Quartiers Gitans de Perpignan
Quartiers Gitans de Perpignan is a collection of photographs of graffiti in gypsy encampments in southwest France. But it’s not the colorful graffiti that is ubiquitous today, but rather, crudely written names of kids, which bring to mind the innocence and freedom of graffiti in 1970s New York. “When I discovered this graffiti, around 2002, I was fascinated by it,” says FUZI, the artist who published the book. “It was like vandalism in its purest form.” Quartiers Gitans de Perpignan is handmade and hand bound, and limited to just 100 signed-and-numbered copies.
Before & Further
If colorful graffiti and street art is more your thing, then DABS & MYLA’s new book should be on the top of your wish list. Before & Further chronicles their ambitious takeover of a 4,000 square-foot building in Los Angeles, which they painted inside and out, and filled with hand-painted Modernica furniture, lighting and ceramics. The 144-page book is jam-packed with the couple’s playful pieces and characters, like an aquamarine mural of cat faces and flower vases with triangles and squiggly lines. It’s limited to 2,500 copies, so we’d recommend purchasing now.
Megg & Mogg in Amsterdam
This comic looks cute—the main characters are a cat, an owl, a witch and a werewolf—but it’s actually dirtier than Real Deal. How can that be? Well, to start, they’re all on massive amounts of drugs and totally uncensored. In just one spread, the cat and the witch have sex in an Ikea, a parking lot, and then in a park, before the witch asks if she can stop. “I’m a bit bored,” she says, “and you need to trim your claws.” Then, in another spread, the characters hitchhike to a festival in the back of a bloody pickup truck, and later, the werewolf cries about how he gave two friends and his wife herpes and gonorrhea.
NSFW, a new book by esteemed British fashion photographer Rankin, is a collection of nude photographs taken throughout his 25-year career.
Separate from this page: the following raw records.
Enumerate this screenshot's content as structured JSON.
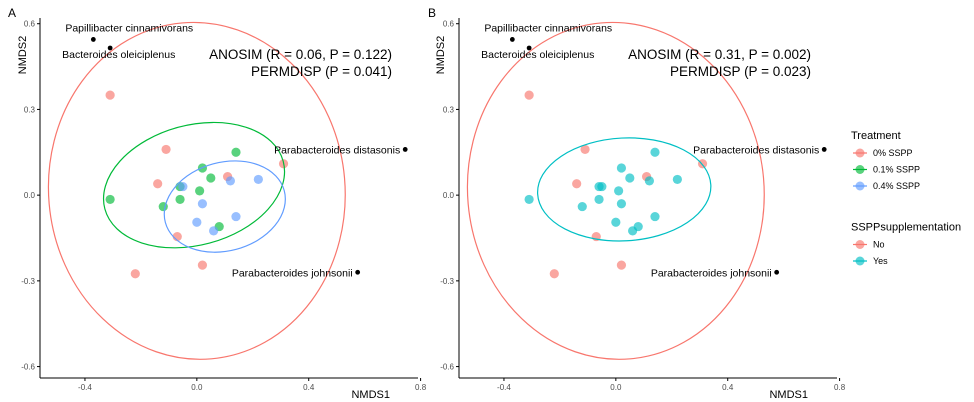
{
  "chart_data": [
    {
      "type": "scatter",
      "panel": "A",
      "xlabel": "NMDS1",
      "ylabel": "NMDS2",
      "xlim": [
        -0.55,
        0.78
      ],
      "ylim": [
        -0.64,
        0.62
      ],
      "xticks": [
        -0.4,
        0.0,
        0.4,
        0.8
      ],
      "yticks": [
        0.6,
        0.3,
        0.0,
        -0.3,
        -0.6
      ],
      "xtick_labels": [
        "-0.4",
        "0.0",
        "0.4",
        "0.8"
      ],
      "ytick_labels": [
        "0.6",
        "0.3",
        "0.0",
        "-0.3",
        "-0.6"
      ],
      "grid": false,
      "stats": [
        "ANOSIM (R = 0.06, P = 0.122)",
        "PERMDISP (P = 0.041)"
      ],
      "series": [
        {
          "name": "0% SSPP",
          "color": "#F8766D",
          "points": [
            [
              -0.31,
              0.35
            ],
            [
              -0.11,
              0.16
            ],
            [
              -0.14,
              0.04
            ],
            [
              -0.07,
              -0.145
            ],
            [
              0.11,
              0.065
            ],
            [
              0.31,
              0.11
            ],
            [
              -0.22,
              -0.275
            ],
            [
              0.02,
              -0.245
            ]
          ]
        },
        {
          "name": "0.1% SSPP",
          "color": "#00BA38",
          "points": [
            [
              -0.31,
              -0.015
            ],
            [
              0.02,
              0.095
            ],
            [
              0.14,
              0.15
            ],
            [
              -0.06,
              0.03
            ],
            [
              0.05,
              0.06
            ],
            [
              0.01,
              0.015
            ],
            [
              -0.12,
              -0.04
            ],
            [
              -0.06,
              -0.015
            ],
            [
              0.08,
              -0.11
            ]
          ]
        },
        {
          "name": "0.4% SSPP",
          "color": "#619CFF",
          "points": [
            [
              0.22,
              0.055
            ],
            [
              0.12,
              0.05
            ],
            [
              -0.05,
              0.03
            ],
            [
              0.02,
              -0.03
            ],
            [
              0.14,
              -0.075
            ],
            [
              0.0,
              -0.095
            ],
            [
              0.06,
              -0.125
            ]
          ]
        }
      ],
      "ellipses": [
        {
          "group": "0% SSPP",
          "color": "#F8766D",
          "center": [
            0.0,
            0.015
          ],
          "rx": 0.53,
          "ry": 0.59,
          "rotate_deg": -5
        },
        {
          "group": "0.1% SSPP",
          "color": "#00BA38",
          "center": [
            -0.01,
            0.035
          ],
          "rx": 0.33,
          "ry": 0.21,
          "rotate_deg": -15
        },
        {
          "group": "0.4% SSPP",
          "color": "#619CFF",
          "center": [
            0.1,
            -0.04
          ],
          "rx": 0.22,
          "ry": 0.155,
          "rotate_deg": -15
        }
      ],
      "species": [
        {
          "name": "Papillibacter cinnamivorans",
          "x": -0.37,
          "y": 0.545
        },
        {
          "name": "Bacteroides oleiciplenus",
          "x": -0.31,
          "y": 0.515
        },
        {
          "name": "Parabacteroides distasonis",
          "x": 0.745,
          "y": 0.16
        },
        {
          "name": "Parabacteroides johnsonii",
          "x": 0.575,
          "y": -0.27
        }
      ]
    },
    {
      "type": "scatter",
      "panel": "B",
      "xlabel": "NMDS1",
      "ylabel": "NMDS2",
      "xlim": [
        -0.55,
        0.78
      ],
      "ylim": [
        -0.64,
        0.62
      ],
      "xticks": [
        -0.4,
        0.0,
        0.4,
        0.8
      ],
      "yticks": [
        0.6,
        0.3,
        0.0,
        -0.3,
        -0.6
      ],
      "xtick_labels": [
        "-0.4",
        "0.0",
        "0.4",
        "0.8"
      ],
      "ytick_labels": [
        "0.6",
        "0.3",
        "0.0",
        "-0.3",
        "-0.6"
      ],
      "grid": false,
      "stats": [
        "ANOSIM (R = 0.31, P = 0.002)",
        "PERMDISP (P = 0.023)"
      ],
      "series": [
        {
          "name": "No",
          "color": "#F8766D",
          "points": [
            [
              -0.31,
              0.35
            ],
            [
              -0.11,
              0.16
            ],
            [
              -0.14,
              0.04
            ],
            [
              -0.07,
              -0.145
            ],
            [
              0.11,
              0.065
            ],
            [
              0.31,
              0.11
            ],
            [
              -0.22,
              -0.275
            ],
            [
              0.02,
              -0.245
            ]
          ]
        },
        {
          "name": "Yes",
          "color": "#00BFC4",
          "points": [
            [
              -0.31,
              -0.015
            ],
            [
              0.02,
              0.095
            ],
            [
              0.14,
              0.15
            ],
            [
              -0.06,
              0.03
            ],
            [
              0.05,
              0.06
            ],
            [
              0.01,
              0.015
            ],
            [
              -0.12,
              -0.04
            ],
            [
              -0.06,
              -0.015
            ],
            [
              0.08,
              -0.11
            ],
            [
              0.22,
              0.055
            ],
            [
              0.12,
              0.05
            ],
            [
              -0.05,
              0.03
            ],
            [
              0.02,
              -0.03
            ],
            [
              0.14,
              -0.075
            ],
            [
              0.0,
              -0.095
            ],
            [
              0.06,
              -0.125
            ]
          ]
        }
      ],
      "ellipses": [
        {
          "group": "No",
          "color": "#F8766D",
          "center": [
            0.0,
            0.015
          ],
          "rx": 0.53,
          "ry": 0.59,
          "rotate_deg": -5
        },
        {
          "group": "Yes",
          "color": "#00BFC4",
          "center": [
            0.03,
            0.02
          ],
          "rx": 0.31,
          "ry": 0.18,
          "rotate_deg": -3
        }
      ],
      "species": [
        {
          "name": "Papillibacter cinnamivorans",
          "x": -0.37,
          "y": 0.545
        },
        {
          "name": "Bacteroides oleiciplenus",
          "x": -0.31,
          "y": 0.515
        },
        {
          "name": "Parabacteroides distasonis",
          "x": 0.745,
          "y": 0.16
        },
        {
          "name": "Parabacteroides johnsonii",
          "x": 0.575,
          "y": -0.27
        }
      ]
    }
  ],
  "legends": [
    {
      "title": "Treatment",
      "items": [
        {
          "label": "0% SSPP",
          "color": "#F8766D"
        },
        {
          "label": "0.1% SSPP",
          "color": "#00BA38"
        },
        {
          "label": "0.4% SSPP",
          "color": "#619CFF"
        }
      ]
    },
    {
      "title": "SSPPsupplementation",
      "items": [
        {
          "label": "No",
          "color": "#F8766D"
        },
        {
          "label": "Yes",
          "color": "#00BFC4"
        }
      ]
    }
  ]
}
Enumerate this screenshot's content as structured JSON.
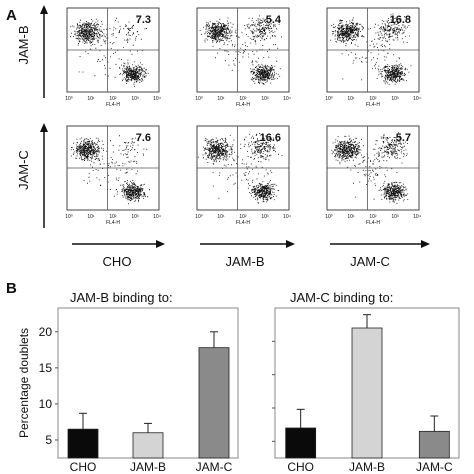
{
  "panel_labels": {
    "a": "A",
    "b": "B"
  },
  "flow": {
    "row_labels": [
      "JAM-B",
      "JAM-C"
    ],
    "col_labels": [
      "CHO",
      "JAM-B",
      "JAM-C"
    ],
    "axis_title": "FL4-H",
    "ticks": [
      "10⁰",
      "10¹",
      "10²",
      "10³",
      "10⁴"
    ],
    "quadrant_values": [
      [
        "7.3",
        "5.4",
        "16.8"
      ],
      [
        "7.6",
        "16.6",
        "5.7"
      ]
    ]
  },
  "chart_data": [
    {
      "type": "bar",
      "title": "JAM-B binding to:",
      "ylabel": "Percentage doublets",
      "categories": [
        "CHO",
        "JAM-B",
        "JAM-C"
      ],
      "values": [
        6.5,
        6.0,
        17.8
      ],
      "errors": [
        2.2,
        1.3,
        2.2
      ],
      "colors": [
        "#0a0a0a",
        "#d4d4d4",
        "#8a8a8a"
      ],
      "yticks": [
        "5",
        "10",
        "15",
        "20"
      ],
      "ylim": [
        2.5,
        23.3
      ]
    },
    {
      "type": "bar",
      "title": "JAM-C binding to:",
      "ylabel": "",
      "categories": [
        "CHO",
        "JAM-B",
        "JAM-C"
      ],
      "values": [
        7.0,
        22.0,
        6.5
      ],
      "errors": [
        2.8,
        2.0,
        2.3
      ],
      "colors": [
        "#0a0a0a",
        "#d4d4d4",
        "#8a8a8a"
      ],
      "yticks": [],
      "ylim": [
        2.5,
        25.0
      ]
    }
  ]
}
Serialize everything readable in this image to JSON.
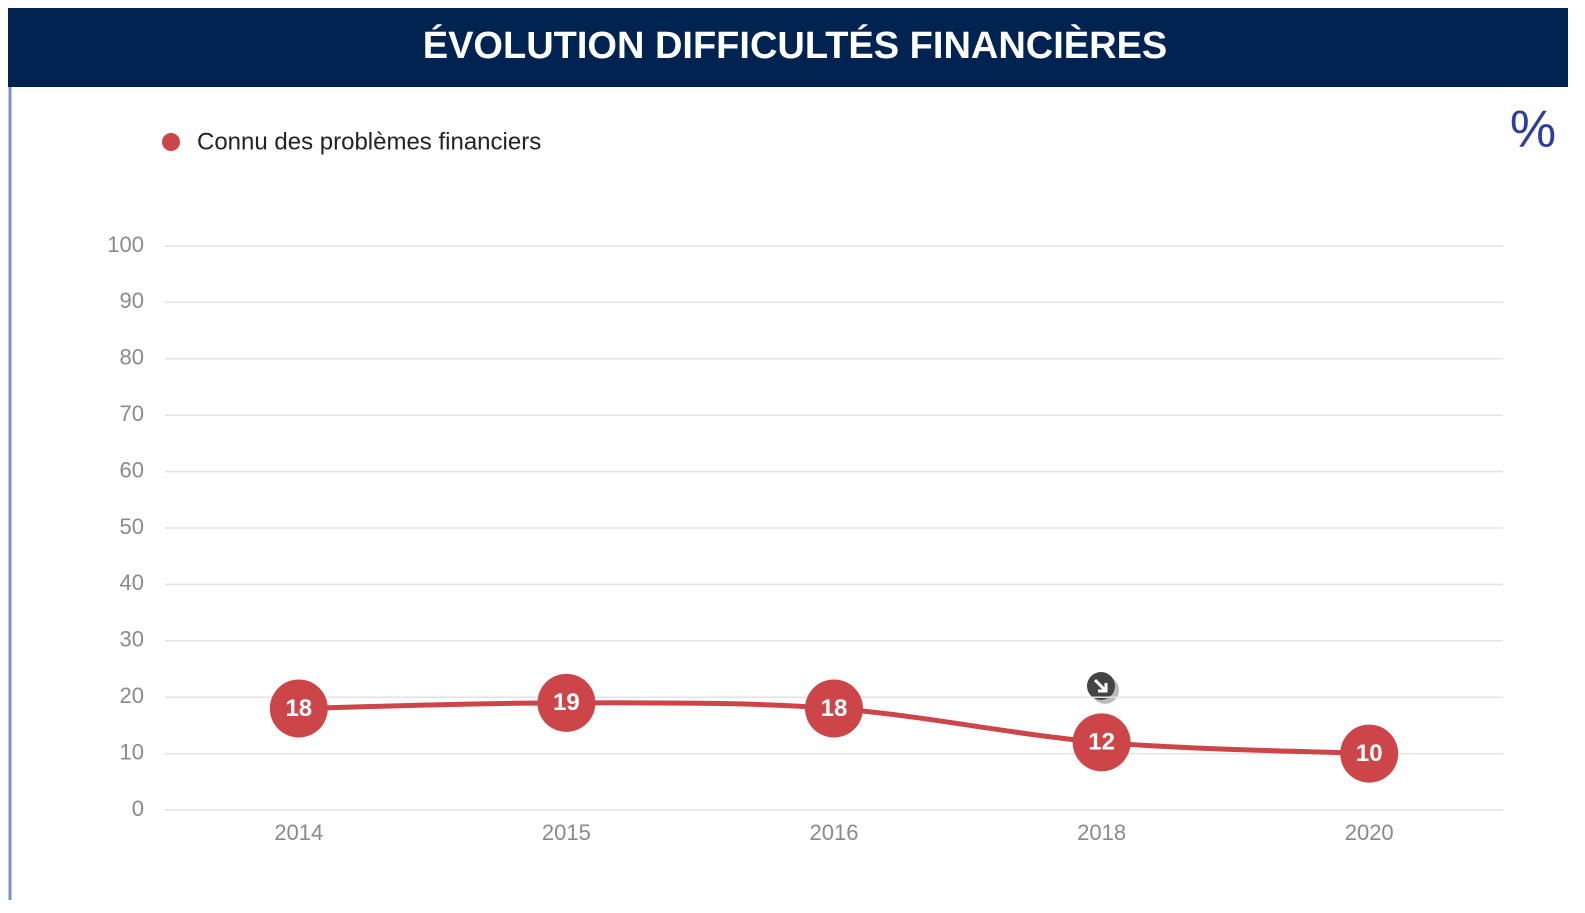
{
  "chart_data": {
    "type": "line",
    "title": "ÉVOLUTION DIFFICULTÉS FINANCIÈRES",
    "unit": "%",
    "categories": [
      "2014",
      "2015",
      "2016",
      "2018",
      "2020"
    ],
    "series": [
      {
        "name": "Connu des problèmes financiers",
        "color": "#cc4548",
        "values": [
          18,
          19,
          18,
          12,
          10
        ]
      }
    ],
    "ylim": [
      0,
      100
    ],
    "yticks": [
      0,
      10,
      20,
      30,
      40,
      50,
      60,
      70,
      80,
      90,
      100
    ],
    "grid": true,
    "legend": "top-left"
  }
}
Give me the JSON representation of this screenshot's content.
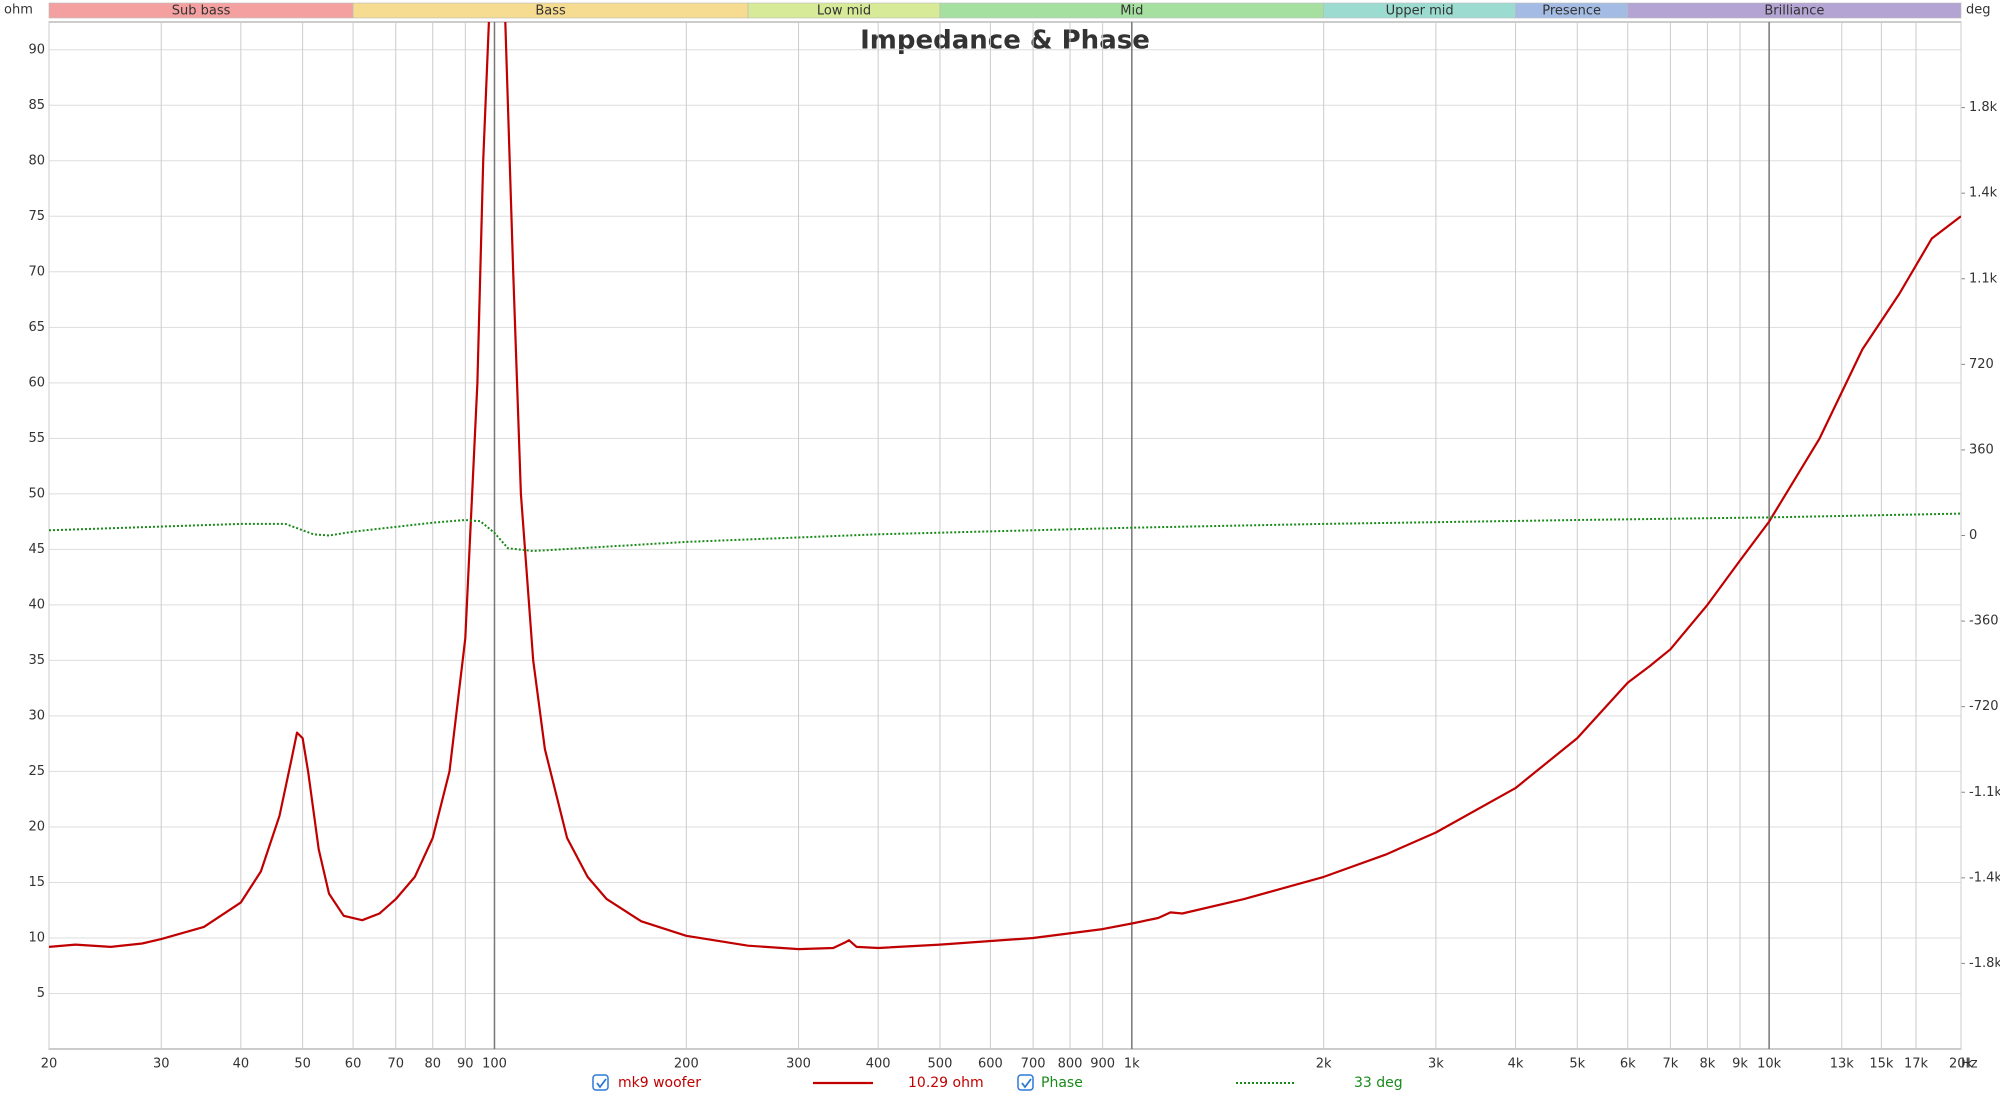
{
  "chart_data": {
    "type": "line",
    "title": "Impedance & Phase",
    "ylabel": "ohm",
    "y2label": "deg",
    "xlabel": "Hz",
    "xscale": "log",
    "xlim": [
      20,
      20000
    ],
    "xticks": [
      20,
      30,
      40,
      50,
      60,
      70,
      80,
      90,
      100,
      200,
      300,
      400,
      500,
      600,
      700,
      800,
      900,
      {
        "value": 1000,
        "label": "1k"
      },
      {
        "value": 2000,
        "label": "2k"
      },
      {
        "value": 3000,
        "label": "3k"
      },
      {
        "value": 4000,
        "label": "4k"
      },
      {
        "value": 5000,
        "label": "5k"
      },
      {
        "value": 6000,
        "label": "6k"
      },
      {
        "value": 7000,
        "label": "7k"
      },
      {
        "value": 8000,
        "label": "8k"
      },
      {
        "value": 9000,
        "label": "9k"
      },
      {
        "value": 10000,
        "label": "10k"
      },
      {
        "value": 13000,
        "label": "13k"
      },
      {
        "value": 15000,
        "label": "15k"
      },
      {
        "value": 17000,
        "label": "17k"
      },
      {
        "value": 20000,
        "label": "20k"
      }
    ],
    "ylim": [
      0,
      92.5
    ],
    "yticks": [
      5,
      10,
      15,
      20,
      25,
      30,
      35,
      40,
      45,
      50,
      55,
      60,
      65,
      70,
      75,
      80,
      85,
      90
    ],
    "y2lim": [
      -2160,
      2160
    ],
    "y2ticks": [
      {
        "value": 1800,
        "label": "1.8k"
      },
      {
        "value": 1440,
        "label": "1.4k"
      },
      {
        "value": 1080,
        "label": "1.1k"
      },
      720,
      360,
      0,
      -360,
      -720,
      {
        "value": -1080,
        "label": "-1.1k"
      },
      {
        "value": -1440,
        "label": "-1.4k"
      },
      {
        "value": -1800,
        "label": "-1.8k"
      }
    ],
    "grid": true,
    "bands": [
      {
        "name": "Sub bass",
        "start": 20,
        "end": 60,
        "color": "#f4a0a0"
      },
      {
        "name": "Bass",
        "start": 60,
        "end": 250,
        "color": "#f6dc90"
      },
      {
        "name": "Low mid",
        "start": 250,
        "end": 500,
        "color": "#d6ea98"
      },
      {
        "name": "Mid",
        "start": 500,
        "end": 2000,
        "color": "#a6e0a0"
      },
      {
        "name": "Upper mid",
        "start": 2000,
        "end": 4000,
        "color": "#9cdcd0"
      },
      {
        "name": "Presence",
        "start": 4000,
        "end": 6000,
        "color": "#a4bce4"
      },
      {
        "name": "Brilliance",
        "start": 6000,
        "end": 20000,
        "color": "#b4a4d4"
      }
    ],
    "series": [
      {
        "name": "mk9 woofer",
        "readout": "10.29 ohm",
        "color": "#c00000",
        "width": 2.2,
        "x": [
          20,
          22,
          25,
          28,
          30,
          35,
          40,
          43,
          46,
          48,
          49,
          50,
          51,
          53,
          55,
          58,
          62,
          66,
          70,
          75,
          80,
          85,
          90,
          94,
          96,
          98,
          101,
          104,
          107,
          110,
          115,
          120,
          130,
          140,
          150,
          170,
          200,
          250,
          300,
          340,
          355,
          360,
          370,
          400,
          500,
          700,
          900,
          1000,
          1100,
          1150,
          1200,
          1500,
          2000,
          2500,
          3000,
          4000,
          5000,
          6000,
          6500,
          7000,
          8000,
          9000,
          10000,
          12000,
          14000,
          16000,
          18000,
          20000
        ],
        "values": [
          9.2,
          9.4,
          9.2,
          9.5,
          9.9,
          11,
          13.2,
          16,
          21,
          26,
          28.5,
          28,
          25,
          18,
          14,
          12,
          11.6,
          12.2,
          13.5,
          15.5,
          19,
          25,
          37,
          60,
          80,
          92.5,
          120,
          92.5,
          70,
          50,
          35,
          27,
          19,
          15.5,
          13.5,
          11.5,
          10.2,
          9.3,
          9.0,
          9.1,
          9.6,
          9.8,
          9.2,
          9.1,
          9.4,
          10,
          10.8,
          11.3,
          11.8,
          12.3,
          12.2,
          13.5,
          15.5,
          17.5,
          19.5,
          23.5,
          28,
          33,
          34.5,
          36,
          40,
          44,
          47.5,
          55,
          63,
          68,
          73,
          75
        ]
      },
      {
        "name": "Phase",
        "readout": "33 deg",
        "color": "#1a8a1a",
        "width": 2,
        "dash": "dotted",
        "axis": "y2",
        "x": [
          20,
          40,
          47,
          52,
          55,
          60,
          80,
          90,
          95,
          100,
          105,
          115,
          200,
          400,
          1000,
          2000,
          5000,
          10000,
          20000
        ],
        "values": [
          22,
          49,
          49,
          5,
          0,
          16,
          54,
          65,
          60,
          11,
          -54,
          -65,
          -27,
          5,
          33,
          49,
          65,
          76,
          92
        ]
      }
    ]
  }
}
Labeled the “Erotic Greatest Hits” of his nude work, the 303-page hardcover book features provocative shots of models hitchhiking naked in the desert, dipped in silver metallic paint, and much more. And although the book is outright sexy, it’s Rankin’s intention to celebrate and empower the female form.
Uncategorized, by photographer Chi Modu, features 200 pages of previously unseen photos of Tupac Shakur from 1994 to 1996. What makes this book particularly special is that many of the photos are candid: In one image, Pac drinks a beer on a sunny afternoon, and in another, he laughs and hugs a friend. The book offers an up-close and personal look at who Tupac really was, and reminds us why we came to love him, and why we still miss him. “Tupac had a profound impact on so many people, and his appeal transcends race, class, age, and geography,” Modu says. “It’s time to celebrate his life and there’s no better way than to share these photos with the world.”
Commissary Kitchen: My Infamous Cookbook
Pick this one up for any Mobb Deep fan or friend who’s in trouble with the law. Commissary Kitchen is a cookbook of recipes that multi-platinum musician Prodigy improvised during his 3-and-a-half year stint in prison. The ingredients for each recipe can be found in any prison’s commissary, and the collection includes “P’s Prison Potstickers” (made of elbow macaroni, a can of mixed vegetables, butter and hot sauce); “Don’t Try This at Home Prison Surprise” (ramen noodles, Doritos, canned fish and hot sauce); and “Prison Sangria” (apples, oranges, mixed fruit cups, bread, ketchup and sugar). As one clever reviewer on Amazon wrote, “Ain’t no such thing as halfway cooks.”